Charming Kitten, an Iranian-based threat actor, has resurfaced with a new campaign targeting Middle East policy experts using a sophisticated backdoor named BASICSTAR. Also known as APT35, CharmingCypress, and Yellow Garuda, this group has a history of employing advanced social engineering tactics to infiltrate organizations, particularly think tanks, NGOs, and journalists. Despite previous exposure and public scrutiny, Charming Kitten continues to adapt its methods, emphasizing its determination to conduct cyber espionage operations.

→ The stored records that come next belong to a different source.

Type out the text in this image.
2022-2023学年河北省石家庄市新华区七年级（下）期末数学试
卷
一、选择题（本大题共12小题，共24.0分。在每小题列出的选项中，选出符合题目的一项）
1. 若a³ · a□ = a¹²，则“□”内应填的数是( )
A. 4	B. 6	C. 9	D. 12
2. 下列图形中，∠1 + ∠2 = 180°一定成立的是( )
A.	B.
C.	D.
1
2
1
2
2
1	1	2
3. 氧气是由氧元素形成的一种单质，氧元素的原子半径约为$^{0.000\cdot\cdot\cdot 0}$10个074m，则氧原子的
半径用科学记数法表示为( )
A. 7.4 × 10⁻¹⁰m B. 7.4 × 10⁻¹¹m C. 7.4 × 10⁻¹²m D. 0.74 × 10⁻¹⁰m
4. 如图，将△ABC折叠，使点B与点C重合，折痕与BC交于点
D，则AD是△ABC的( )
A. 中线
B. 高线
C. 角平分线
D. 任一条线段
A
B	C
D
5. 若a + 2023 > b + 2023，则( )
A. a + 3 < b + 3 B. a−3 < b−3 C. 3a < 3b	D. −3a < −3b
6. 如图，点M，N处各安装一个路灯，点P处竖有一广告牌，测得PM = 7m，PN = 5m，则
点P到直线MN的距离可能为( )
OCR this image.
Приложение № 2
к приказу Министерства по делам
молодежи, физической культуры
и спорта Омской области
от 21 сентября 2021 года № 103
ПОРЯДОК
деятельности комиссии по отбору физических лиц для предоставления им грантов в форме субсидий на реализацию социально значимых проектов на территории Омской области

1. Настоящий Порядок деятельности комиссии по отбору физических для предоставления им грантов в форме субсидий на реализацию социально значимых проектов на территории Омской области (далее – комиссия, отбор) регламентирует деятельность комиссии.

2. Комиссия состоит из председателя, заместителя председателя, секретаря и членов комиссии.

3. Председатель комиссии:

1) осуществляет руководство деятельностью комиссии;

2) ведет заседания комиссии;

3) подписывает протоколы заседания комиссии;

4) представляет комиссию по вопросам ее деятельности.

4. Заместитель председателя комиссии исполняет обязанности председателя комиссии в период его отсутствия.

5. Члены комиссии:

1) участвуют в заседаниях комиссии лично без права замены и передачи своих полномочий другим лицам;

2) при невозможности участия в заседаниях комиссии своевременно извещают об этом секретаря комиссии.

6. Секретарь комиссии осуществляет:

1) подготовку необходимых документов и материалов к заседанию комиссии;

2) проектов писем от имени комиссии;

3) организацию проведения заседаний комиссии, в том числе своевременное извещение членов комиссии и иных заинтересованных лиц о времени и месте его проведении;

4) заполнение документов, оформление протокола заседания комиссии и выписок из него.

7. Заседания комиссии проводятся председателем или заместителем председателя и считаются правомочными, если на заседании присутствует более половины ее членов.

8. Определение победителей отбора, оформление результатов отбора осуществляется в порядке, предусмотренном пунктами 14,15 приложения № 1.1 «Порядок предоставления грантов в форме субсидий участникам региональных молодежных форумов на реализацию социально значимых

The recent attacks, disclosed by Volexity researchers, involve Charming Kitten posing as the Rasanah International Institute for Iranian Studies to establish trust with targets. These phishing attempts utilize compromised email accounts and multi-persona impersonation to lure victims into downloading malicious content. The attack chains often initiate with RAR archives containing LNK files, which distribute malware such as BASICSTAR and KORKULOADER.
BASICSTAR, a Visual Basic Script malware, exhibits capabilities to gather system information, execute remote commands, and download decoy PDF files from a command-and-control server. The attackers’ modus operandi involves tailoring the phishing attacks to serve different backdoors based on the target’s operating system. Windows users are infected with POWERLESS, while macOS victims are targeted with NokNok, via a VPN application embedded with malware.